I graduated from Purdue, am in new hire training @ riddle (AZ), and know several UND guys from my internship.
First off- Some airlines DO
care where your degree is from, and all of the universities listed except ER
are public schools. I know for a fact that UND, Purdue, and Riddle have all had agreements over the years with regionals that have gotten people jobs @ 500 TT
. You can't go through the FBOs and get hired @ those numbers. Each school has agreements with diffrent airlines (PU-TSA
, Chautuaqua, now PSA? ER
and CoEx?, UND- Piendmont I think). In addition, these schools send lots of people to internships which will help you get the job you want (@ Alaska you get a garunteed interview hwne you meet mins if you don't piss anyone off). That's not to say that this is the only, or even best route to take. There's a lot to be said for other schools, and even pursuing an unrelated 4 year degree while training on the side. A school's reputation is not neccesarily the same as its quality; I'm sure there are many lesser known programs that produce very good pilots.

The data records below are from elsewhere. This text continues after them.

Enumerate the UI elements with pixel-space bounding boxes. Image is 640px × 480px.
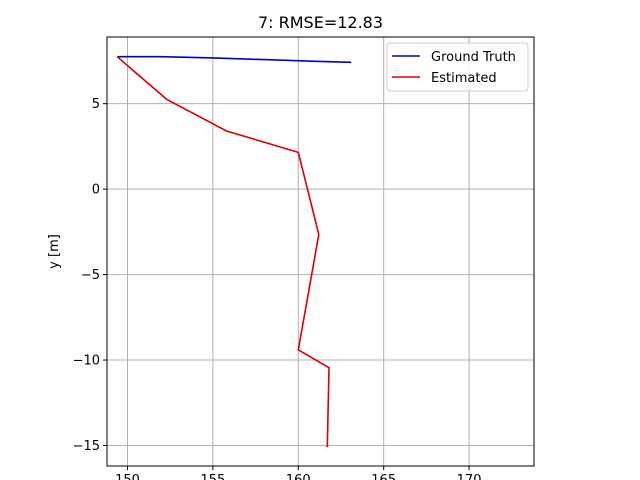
series-lines [116,55,352,448]
y-axis-label: y [m] [47,234,62,269]
y-tick-label: −5 [81,268,100,283]
ticks: 150 155 160 165 170 5 0 −5 −10 −15 [73,97,482,480]
y-tick-label: −15 [73,439,100,454]
grid [107,37,534,466]
series-line-ground-truth [117,55,352,64]
legend: Ground Truth Estimated [386,42,529,92]
series-line-estimated [116,56,330,448]
chart-title: 7: RMSE=12.83 [258,13,383,32]
x-tick-label: 165 [371,473,396,480]
plot-frame [106,36,535,467]
y-tick-label: −10 [73,354,100,369]
legend-box [386,42,529,92]
y-tick-label: 0 [92,183,100,198]
y-tick-label: 5 [92,97,100,112]
legend-label: Ground Truth [431,50,516,65]
x-tick-label: 155 [200,473,225,480]
x-tick-label: 160 [286,473,311,480]
x-tick-label: 150 [115,473,140,480]
x-tick-label: 170 [457,473,482,480]
legend-label: Estimated [431,71,497,86]
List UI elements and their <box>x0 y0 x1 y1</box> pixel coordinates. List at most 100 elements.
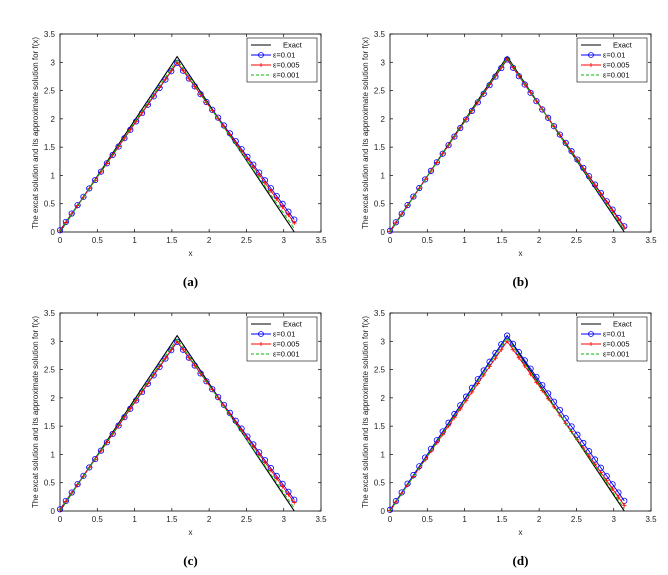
y-tick-label: 3 <box>51 58 56 67</box>
data-point-circle <box>121 414 128 421</box>
data-point-circle <box>92 176 99 184</box>
data-point-plus <box>63 220 69 225</box>
x-tick-label: 3 <box>611 236 616 245</box>
x-tick-label: 2.5 <box>571 236 583 245</box>
data-point-circle <box>121 135 128 142</box>
x-tick-label: 3 <box>611 515 616 524</box>
data-point-plus <box>616 494 621 500</box>
legend-entry: ε=0.001 <box>273 71 300 80</box>
data-point-circle <box>86 185 93 192</box>
data-point-circle <box>115 143 122 150</box>
data-point-circle <box>103 439 110 446</box>
y-tick-label: 0.5 <box>374 200 386 209</box>
data-point-circle <box>185 75 192 82</box>
data-point-circle <box>127 405 134 412</box>
y-tick-label: 0 <box>51 507 56 516</box>
data-point-circle <box>509 64 517 71</box>
data-point-circle <box>580 439 587 447</box>
x-tick-label: 3.5 <box>645 236 657 245</box>
data-point-circle <box>521 81 528 88</box>
data-point-plus <box>280 204 285 210</box>
data-point-circle <box>203 378 210 385</box>
data-point-circle <box>97 447 105 454</box>
data-point-plus <box>104 161 110 166</box>
y-tick-label: 3 <box>381 337 386 346</box>
panel-label: (c) <box>183 553 197 568</box>
data-point-circle <box>144 101 151 108</box>
y-axis-label: The excat solution and its approximate s… <box>31 316 40 508</box>
data-point-circle <box>109 151 116 159</box>
series-line-3 <box>389 56 625 233</box>
x-tick-label: 2 <box>537 236 542 245</box>
data-point-circle <box>433 159 440 166</box>
data-point-circle <box>127 126 134 133</box>
data-point-circle <box>97 168 105 175</box>
data-point-circle <box>103 160 110 167</box>
data-point-plus <box>504 339 510 344</box>
chart-panel-b: 0 0.5 1 1.5 2 2.5 3 3.5 0 0.5 1 1.5 2 2.5 3 3.5 x The exc… <box>361 30 657 289</box>
y-tick-label: 1.5 <box>374 143 386 152</box>
data-point-circle <box>568 148 575 155</box>
data-point-circle <box>504 332 511 339</box>
legend-entry: ε=0.01 <box>273 51 295 60</box>
data-point-circle <box>550 123 558 130</box>
legend-entry: ε=0.001 <box>273 350 300 359</box>
data-point-plus <box>286 492 291 497</box>
data-point-plus <box>292 500 297 505</box>
x-tick-label: 2.5 <box>571 515 583 524</box>
legend-entry: ε=0.001 <box>603 350 630 359</box>
data-point-circle <box>74 481 81 488</box>
data-point-circle <box>533 373 540 381</box>
data-point-plus <box>268 468 274 473</box>
x-tick-label: 1.5 <box>166 515 178 524</box>
x-axis-label: x <box>519 528 523 537</box>
data-point-plus <box>510 347 516 352</box>
y-axis-label: The excat solution and its approximate s… <box>31 37 40 229</box>
x-tick-label: 3 <box>281 236 286 245</box>
data-point-circle <box>80 472 87 479</box>
series-line-3 <box>59 59 295 232</box>
y-tick-label: 0.5 <box>44 200 56 209</box>
data-point-circle <box>398 210 405 217</box>
data-point-circle <box>138 109 146 117</box>
y-tick-label: 3.5 <box>374 30 386 39</box>
data-point-circle <box>492 73 499 80</box>
y-tick-label: 2.5 <box>44 366 56 375</box>
legend-entry: ε=0.005 <box>273 340 300 349</box>
legend-marker-circle <box>588 331 594 337</box>
data-point-circle <box>133 397 140 404</box>
data-point-circle <box>197 370 204 377</box>
data-point-circle <box>521 357 528 364</box>
data-point-circle <box>74 202 81 209</box>
data-point-circle <box>197 91 204 98</box>
x-tick-label: 0.5 <box>92 236 104 245</box>
data-point-circle <box>133 118 140 125</box>
series-line-3 <box>389 337 625 512</box>
legend-entry: ε=0.005 <box>603 340 630 349</box>
panel-label: (b) <box>513 274 529 289</box>
x-tick-label: 2 <box>207 236 212 245</box>
y-tick-label: 3 <box>381 58 386 67</box>
data-point-circle <box>68 489 75 496</box>
legend-entry: ε=0.01 <box>273 330 295 339</box>
data-point-circle <box>556 406 563 414</box>
y-tick-label: 1.5 <box>44 422 56 431</box>
data-point-circle <box>556 131 563 138</box>
data-point-plus <box>569 429 574 434</box>
x-tick-label: 0 <box>58 515 63 524</box>
data-point-plus <box>104 440 110 445</box>
data-point-circle <box>109 430 116 438</box>
legend-entry: Exact <box>613 41 633 50</box>
data-point-circle <box>92 455 99 463</box>
data-point-circle <box>191 83 198 90</box>
data-point-plus <box>516 355 522 360</box>
data-point-circle <box>568 423 575 430</box>
data-point-plus <box>499 347 504 352</box>
y-tick-label: 1 <box>51 171 56 180</box>
data-point-plus <box>210 387 215 392</box>
y-tick-label: 0 <box>381 228 386 237</box>
x-tick-label: 0.5 <box>92 515 104 524</box>
series-line-1 <box>389 334 625 511</box>
data-point-plus <box>280 484 285 489</box>
data-point-circle <box>539 106 546 113</box>
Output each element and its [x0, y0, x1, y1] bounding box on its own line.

To make your own decision, you really need to figure out what you want. Where in the country do you want to live? What kind of activities do you enjoy? What kind of options will you have if you dcide to change majors? Pick a school you will be HAPPY at. I strongly reccomend visiting campuses (might not be easy from HK
but you can combine the trips). Talk to students outside of the controlled envirement (ie not the tour guides). Ask the admissions people the hard questions (placement %s for jobs and internships, dropout %s, average student loans oustanding after graduation) and demand hard numbers (not anecdotes of succcesful students, every school has those).

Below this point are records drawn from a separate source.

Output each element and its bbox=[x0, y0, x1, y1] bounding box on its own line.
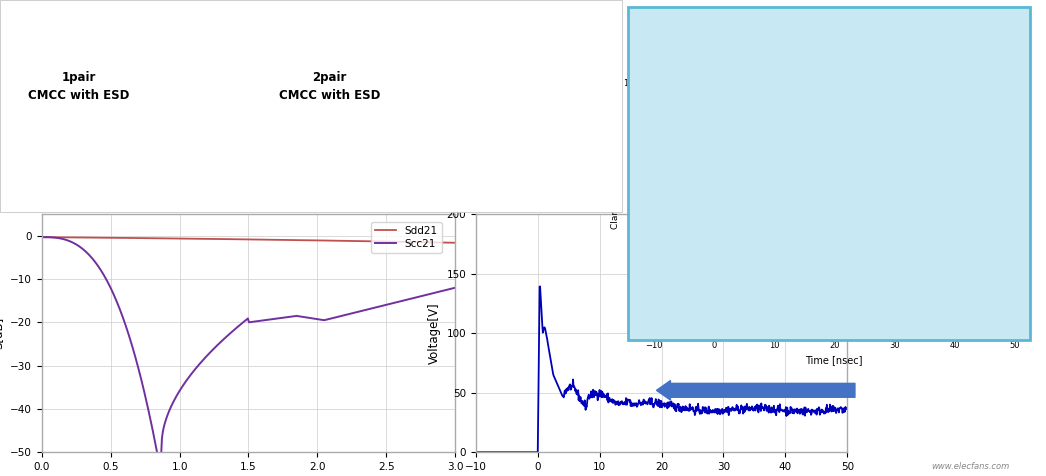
Text: ESD
IC: ESD IC bbox=[41, 81, 59, 100]
Text: (5): (5) bbox=[371, 89, 380, 94]
Scc21 bbox=[335, 313, 347, 319]
without ESD bbox=[922, 159, 934, 164]
Text: (3): (3) bbox=[234, 90, 244, 97]
Text: (9): (9) bbox=[420, 21, 429, 26]
Text: 2pair
CMCC with ESD: 2pair CMCC with ESD bbox=[279, 71, 380, 102]
CMCC with ESD bbox=[879, 326, 891, 332]
Text: (8): (8) bbox=[84, 128, 94, 134]
CMCC with ESD bbox=[923, 325, 935, 330]
Y-axis label: Clamping Voltage[V]: Clamping Voltage[V] bbox=[611, 136, 620, 228]
without ESD bbox=[647, 328, 660, 334]
Text: (2): (2) bbox=[179, 194, 189, 200]
Sdd21 bbox=[449, 240, 461, 246]
CMCC with ESD bbox=[867, 326, 880, 332]
Text: (3): (3) bbox=[84, 90, 94, 97]
CMCC with ESD bbox=[1008, 325, 1021, 330]
Text: (10): (10) bbox=[371, 127, 384, 131]
CMCC with ESD bbox=[710, 289, 723, 295]
Text: 1pair
CMCC with ESD: 1pair CMCC with ESD bbox=[28, 71, 129, 102]
Text: (1): (1) bbox=[149, 194, 158, 200]
Text: www.elecfans.com: www.elecfans.com bbox=[931, 462, 1009, 471]
Text: (8): (8) bbox=[446, 21, 454, 26]
Scc21 bbox=[337, 313, 349, 318]
without ESD bbox=[858, 136, 870, 141]
X-axis label: Time [nsec]: Time [nsec] bbox=[805, 355, 863, 365]
without ESD bbox=[756, 80, 769, 86]
without ESD bbox=[867, 143, 880, 149]
Scc21 bbox=[153, 458, 165, 464]
Line: Sdd21: Sdd21 bbox=[42, 236, 455, 243]
CMCC with ESD bbox=[647, 328, 660, 334]
Sdd21 bbox=[336, 238, 348, 244]
Text: (6): (6) bbox=[234, 128, 244, 134]
Sdd21 bbox=[199, 236, 211, 242]
Y-axis label: S[dB]: S[dB] bbox=[0, 317, 4, 349]
Sdd21 bbox=[334, 238, 346, 244]
Sdd21 bbox=[295, 238, 308, 243]
CMCC with ESD bbox=[647, 327, 660, 333]
CMCC with ESD bbox=[858, 327, 870, 332]
Scc21 bbox=[449, 285, 461, 291]
without ESD bbox=[1008, 204, 1021, 210]
CMCC with ESD bbox=[959, 326, 972, 331]
Text: (2): (2) bbox=[374, 154, 384, 159]
Legend: Sdd21, Scc21: Sdd21, Scc21 bbox=[371, 222, 441, 253]
Text: (1): (1) bbox=[374, 138, 384, 143]
Text: ESD
IC2: ESD IC2 bbox=[321, 81, 338, 100]
Scc21 bbox=[86, 255, 98, 260]
Line: Scc21: Scc21 bbox=[42, 237, 455, 461]
Scc21 bbox=[200, 353, 212, 359]
Line: CMCC with ESD: CMCC with ESD bbox=[654, 292, 1015, 331]
Scc21 bbox=[296, 314, 309, 320]
Scc21 bbox=[36, 234, 48, 240]
Sdd21 bbox=[86, 235, 98, 240]
without ESD bbox=[878, 148, 890, 153]
CMCC with ESD bbox=[670, 328, 683, 334]
Legend: without ESD, CMCC with ESD: without ESD, CMCC with ESD bbox=[908, 173, 1010, 203]
Y-axis label: Voltage[V]: Voltage[V] bbox=[428, 302, 441, 364]
without ESD bbox=[959, 177, 972, 182]
Sdd21 bbox=[36, 233, 48, 239]
without ESD bbox=[669, 328, 682, 334]
Scc21 bbox=[172, 391, 184, 397]
Line: without ESD: without ESD bbox=[654, 83, 1015, 331]
Text: (5): (5) bbox=[151, 20, 160, 27]
Text: (4): (4) bbox=[178, 20, 187, 27]
Sdd21 bbox=[170, 236, 183, 241]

My personal observations- UND guys DO
get respect. My circles may be a little pacific northwest-centric but they definately have a good rep @ Alaska and Horizon. Most of the UND people I've met were VERY professional and knowledgable. If you want to rule it out, do it becuase of the weather, not becuase of the progam.

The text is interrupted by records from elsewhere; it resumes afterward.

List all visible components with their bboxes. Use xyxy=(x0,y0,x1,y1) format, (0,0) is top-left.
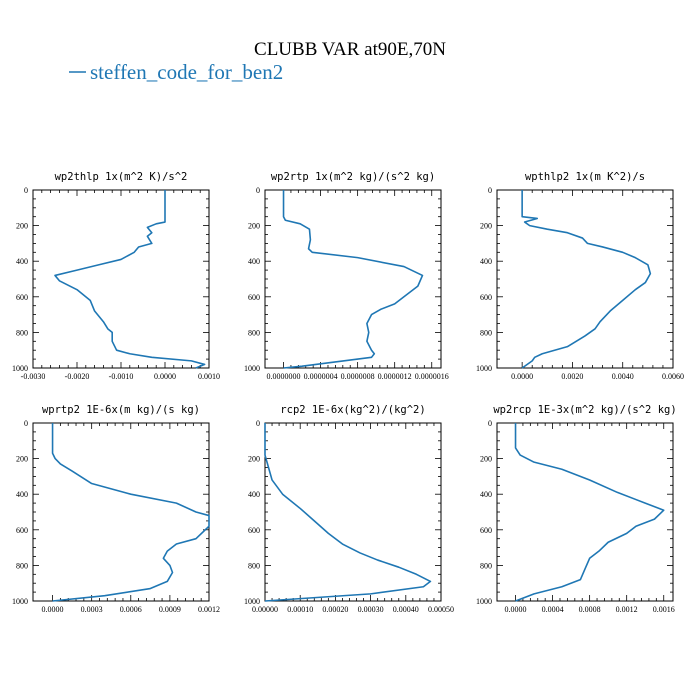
y-tick-label: 400 xyxy=(16,257,28,266)
x-tick-label: 0.0000 xyxy=(505,605,527,614)
x-tick-label: 0.0016 xyxy=(653,605,675,614)
y-tick-label: 600 xyxy=(248,526,260,535)
x-tick-label: 0.0003 xyxy=(81,605,103,614)
profile-line xyxy=(282,190,424,369)
y-tick-label: 0 xyxy=(256,419,260,428)
panel-title: wp2rtp 1x(m^2 kg)/(s^2 kg) xyxy=(271,171,435,183)
x-tick-label: 0.0000000 xyxy=(267,372,301,381)
panel-6: wp2rcp 1E-3x(m^2 kg)/(s^2 kg) 0.0000 0.000… xyxy=(476,404,677,614)
x-tick-label: 0.00010 xyxy=(287,605,313,614)
x-tick-label: 0.0004 xyxy=(542,605,564,614)
x-tick-label: 0.0060 xyxy=(662,372,684,381)
x-tick-label: -0.0020 xyxy=(65,372,90,381)
y-tick-label: 1000 xyxy=(476,597,492,606)
y-tick-label: 0 xyxy=(24,186,28,195)
x-tick-label: 0.0012 xyxy=(616,605,638,614)
x-tick-label: 0.0000 xyxy=(42,605,64,614)
x-tick-label: 0.00000 xyxy=(252,605,278,614)
profile-line xyxy=(514,423,665,602)
x-tick-label: 0.0006 xyxy=(120,605,142,614)
panel-1: wp2thlp 1x(m^2 K)/s^2 -0.0030 -0.0020 -0.00… xyxy=(12,171,220,381)
y-tick-label: 0 xyxy=(256,186,260,195)
y-tick-label: 600 xyxy=(480,526,492,535)
y-tick-label: 800 xyxy=(480,561,492,570)
legend: steffen_code_for_ben2 xyxy=(69,60,283,84)
x-tick-label: 0.0008 xyxy=(579,605,601,614)
x-tick-label: 0.0009 xyxy=(159,605,181,614)
x-tick-label: 0.0000 xyxy=(154,372,176,381)
x-tick-label: 0.0020 xyxy=(561,372,583,381)
x-tick-label: 0.00030 xyxy=(358,605,384,614)
plot-frame xyxy=(496,422,674,602)
x-tick-label: 0.00050 xyxy=(428,605,454,614)
x-tick-label: 0.0000 xyxy=(511,372,533,381)
x-tick-label: 0.0040 xyxy=(612,372,634,381)
y-tick-label: 800 xyxy=(16,561,28,570)
x-tick-label: -0.0030 xyxy=(21,372,46,381)
x-tick-label: -0.0010 xyxy=(109,372,134,381)
y-tick-label: 400 xyxy=(248,257,260,266)
y-tick-label: 200 xyxy=(480,222,492,231)
panel-title: wprtp2 1E-6x(m kg)/(s kg) xyxy=(42,404,200,416)
plot-frame xyxy=(32,189,210,369)
x-tick-label: 0.0000016 xyxy=(415,372,449,381)
x-tick-label: 0.00040 xyxy=(393,605,419,614)
y-tick-label: 1000 xyxy=(476,364,492,373)
y-tick-label: 600 xyxy=(248,293,260,302)
x-tick-label: 0.00020 xyxy=(322,605,348,614)
panel-title: wp2thlp 1x(m^2 K)/s^2 xyxy=(55,171,188,183)
panel-3: wpthlp2 1x(m K^2)/s 0.0000 0.0020 0.0040 0.0… xyxy=(476,171,684,381)
y-tick-label: 1000 xyxy=(244,364,260,373)
y-tick-label: 400 xyxy=(248,490,260,499)
panel-4: wprtp2 1E-6x(m kg)/(s kg) 0.0000 0.0003 0.0… xyxy=(12,404,220,614)
y-tick-label: 1000 xyxy=(12,364,28,373)
panel-title: wpthlp2 1x(m K^2)/s xyxy=(525,171,645,183)
x-tick-label: 0.0000004 xyxy=(304,372,338,381)
y-tick-label: 200 xyxy=(480,455,492,464)
profile-line xyxy=(521,190,652,369)
panel-title: wp2rcp 1E-3x(m^2 kg)/(s^2 kg) xyxy=(493,404,676,416)
plot-frame xyxy=(264,189,442,369)
x-tick-label: 0.0010 xyxy=(198,372,220,381)
y-tick-label: 200 xyxy=(16,455,28,464)
panel-title: rcp2 1E-6x(kg^2)/(kg^2) xyxy=(280,404,425,416)
panel-2: wp2rtp 1x(m^2 kg)/(s^2 kg)0.0000000 0.000… xyxy=(244,171,449,381)
x-tick-label: 0.0000008 xyxy=(341,372,375,381)
legend-label: steffen_code_for_ben2 xyxy=(90,60,283,84)
x-tick-label: 0.0012 xyxy=(198,605,220,614)
plot-frame xyxy=(32,422,210,602)
figure-title: CLUBB VAR at90E,70N xyxy=(254,39,446,60)
y-tick-label: 600 xyxy=(16,526,28,535)
y-tick-label: 200 xyxy=(248,455,260,464)
y-tick-label: 200 xyxy=(248,222,260,231)
y-tick-label: 800 xyxy=(248,328,260,337)
y-tick-label: 800 xyxy=(16,328,28,337)
y-tick-label: 200 xyxy=(16,222,28,231)
y-tick-label: 800 xyxy=(480,328,492,337)
y-tick-label: 0 xyxy=(488,186,492,195)
y-tick-label: 800 xyxy=(248,561,260,570)
profile-line xyxy=(264,423,432,602)
profile-line xyxy=(51,423,210,602)
y-tick-label: 1000 xyxy=(12,597,28,606)
y-tick-label: 400 xyxy=(480,490,492,499)
y-tick-label: 600 xyxy=(16,293,28,302)
panel-5: rcp2 1E-6x(kg^2)/(kg^2) 0.00000 0.00010 0.0… xyxy=(244,404,454,614)
y-tick-label: 0 xyxy=(488,419,492,428)
y-tick-label: 0 xyxy=(24,419,28,428)
y-tick-label: 400 xyxy=(16,490,28,499)
panel-grid: wp2thlp 1x(m^2 K)/s^2 -0.0030 -0.0020 -0.00… xyxy=(12,171,684,614)
profile-line xyxy=(54,190,206,369)
x-tick-label: 0.0000012 xyxy=(378,372,412,381)
y-tick-label: 400 xyxy=(480,257,492,266)
y-tick-label: 1000 xyxy=(244,597,260,606)
y-tick-label: 600 xyxy=(480,293,492,302)
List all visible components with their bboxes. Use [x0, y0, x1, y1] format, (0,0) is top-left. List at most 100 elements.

Riddle seems to give very good flight instruction, I've thus far been very impressed by the depth and thought that goes into their training system here. And it is possible to get your flying done quickly here. I don't know it all yet, and one of the biggest complaints does seem to be the time it can take to get through the training, but one of the guys in the new hire class graduated with his CFII in 2 years with a BS
. My understanding is he took high course loads and summer school, but it IS
Purdue offers a large school with lots of options. They have great industry connections and a reletively small student body, so it was my impression that placement was a bit better. You have the oppurtunity to flgiht instruct while you're a student (and mot people do), so that you graduate with more hours and actual work experience. The course includes @ least 10 free gours flying in the right seat of the kingair, which is blast, and every year several (I think 10 now?) students are selected to fly the Beechjet (also free, and this on includes an all expense paid trip to beutiful Flight Safety). The last 2 years @ PU
include a weekly sim lab (it was the 727 when i was there, but i tihnk they have a 738 now), which is really cool. I learned a lot about CRM in there, though I'm not sure if it was actauly worth the $$ in the end.